Wyświetl Pojedyńczy Post
Stary 21-05-2014, 21:05   #26
secutor
 
secutor's Avatar
 
Reputacja: 1 secutor ma z czego być dumnysecutor ma z czego być dumnysecutor ma z czego być dumnysecutor ma z czego być dumnysecutor ma z czego być dumnysecutor ma z czego być dumnysecutor ma z czego być dumnysecutor ma z czego być dumnysecutor ma z czego być dumnysecutor ma z czego być dumnysecutor ma z czego być dumny
Panie i panowie, karczmienna bojka to prawdziwy popis spontanicznej kreatywnosci.
Nawet niewiecie co mozna zrobic blizniemu swemu przy pomocy brutalnej sily i odrobiny wyobrazni.
Ugryzienia w tetnice
Ciecia szklem po sciegnach
Wyrywanie narzadow plcowych razem z korzonkami
Duszenie mankietem ubrania
Odwracanie uwagi przeciwnika duzym biustem barmanki
Szczanie na podloge dla lepszego poslizgu
Sranie w gacie dla odstraszenia
Lamanie krzesel i stolkow na plecach_i glowach itd. itp.

A nie sory, to opis ostatniej debaty politycznej.

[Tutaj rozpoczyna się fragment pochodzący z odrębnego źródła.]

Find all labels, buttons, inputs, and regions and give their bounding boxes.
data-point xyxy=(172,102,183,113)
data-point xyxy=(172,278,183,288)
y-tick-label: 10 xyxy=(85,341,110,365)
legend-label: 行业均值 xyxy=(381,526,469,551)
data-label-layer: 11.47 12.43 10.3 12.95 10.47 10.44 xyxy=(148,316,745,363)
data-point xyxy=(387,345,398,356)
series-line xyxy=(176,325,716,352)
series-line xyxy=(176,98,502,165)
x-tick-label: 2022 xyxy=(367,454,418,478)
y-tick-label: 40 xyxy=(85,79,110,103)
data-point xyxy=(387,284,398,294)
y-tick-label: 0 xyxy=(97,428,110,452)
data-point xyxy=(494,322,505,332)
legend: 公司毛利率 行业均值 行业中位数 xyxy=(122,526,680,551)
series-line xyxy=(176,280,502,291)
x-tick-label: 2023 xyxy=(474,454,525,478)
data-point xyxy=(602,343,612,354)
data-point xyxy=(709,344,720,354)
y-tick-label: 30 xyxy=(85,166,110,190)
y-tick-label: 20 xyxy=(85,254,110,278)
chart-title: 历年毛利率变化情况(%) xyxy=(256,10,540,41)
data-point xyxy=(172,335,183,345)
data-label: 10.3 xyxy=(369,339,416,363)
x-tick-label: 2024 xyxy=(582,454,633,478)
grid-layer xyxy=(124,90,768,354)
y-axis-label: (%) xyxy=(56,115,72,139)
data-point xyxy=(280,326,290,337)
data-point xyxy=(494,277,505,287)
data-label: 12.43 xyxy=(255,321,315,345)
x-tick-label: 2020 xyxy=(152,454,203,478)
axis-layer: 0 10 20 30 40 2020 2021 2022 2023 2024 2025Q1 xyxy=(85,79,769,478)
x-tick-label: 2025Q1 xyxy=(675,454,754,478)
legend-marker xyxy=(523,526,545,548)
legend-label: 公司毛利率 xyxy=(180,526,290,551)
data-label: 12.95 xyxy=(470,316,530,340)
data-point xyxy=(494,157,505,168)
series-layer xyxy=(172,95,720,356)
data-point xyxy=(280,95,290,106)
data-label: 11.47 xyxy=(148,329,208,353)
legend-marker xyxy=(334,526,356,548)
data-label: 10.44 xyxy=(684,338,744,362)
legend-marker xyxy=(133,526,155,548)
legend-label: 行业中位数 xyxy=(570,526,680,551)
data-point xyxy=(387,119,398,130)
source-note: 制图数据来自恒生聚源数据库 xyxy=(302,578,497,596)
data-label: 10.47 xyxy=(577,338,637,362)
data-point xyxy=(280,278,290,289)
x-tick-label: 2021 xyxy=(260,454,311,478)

A tak bardziej serio to mam mechanike walki do przetestowania.
I mysle ze idealnie by sie nadawala.
Ma pewne proste elementy strategiczne.
Tzn. wydaje mi sie ze niejest skaplikowana.
A ma ta zalete ze nieogranicza gracza do zadego typu broni, czy wogole jakiegokolwiek typu broni.
Ba, nawet magie czy psionike mozna latwo pod to podpiac co nie zmienia szans na wygrana ani na jote.

Czyli mechanika daje rowne szanse wszystkim.

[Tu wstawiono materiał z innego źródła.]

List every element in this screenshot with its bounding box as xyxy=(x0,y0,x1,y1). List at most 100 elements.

dzemeuksis - napisz czy jestes nia zainteresowany.

P.S.
A koles z chalabarda to jakis chyba koncowy boss schowany do tej pory za barem i napier.... uderzajacy zza baru.
 
__________________
,,Ruchów na pozór jest wiele, ale tylko nieliczne są możliwe, a każdy kolejny zamyka drogę innym".

Ostatnio edytowane przez secutor : 21-05-2014 o 21:43.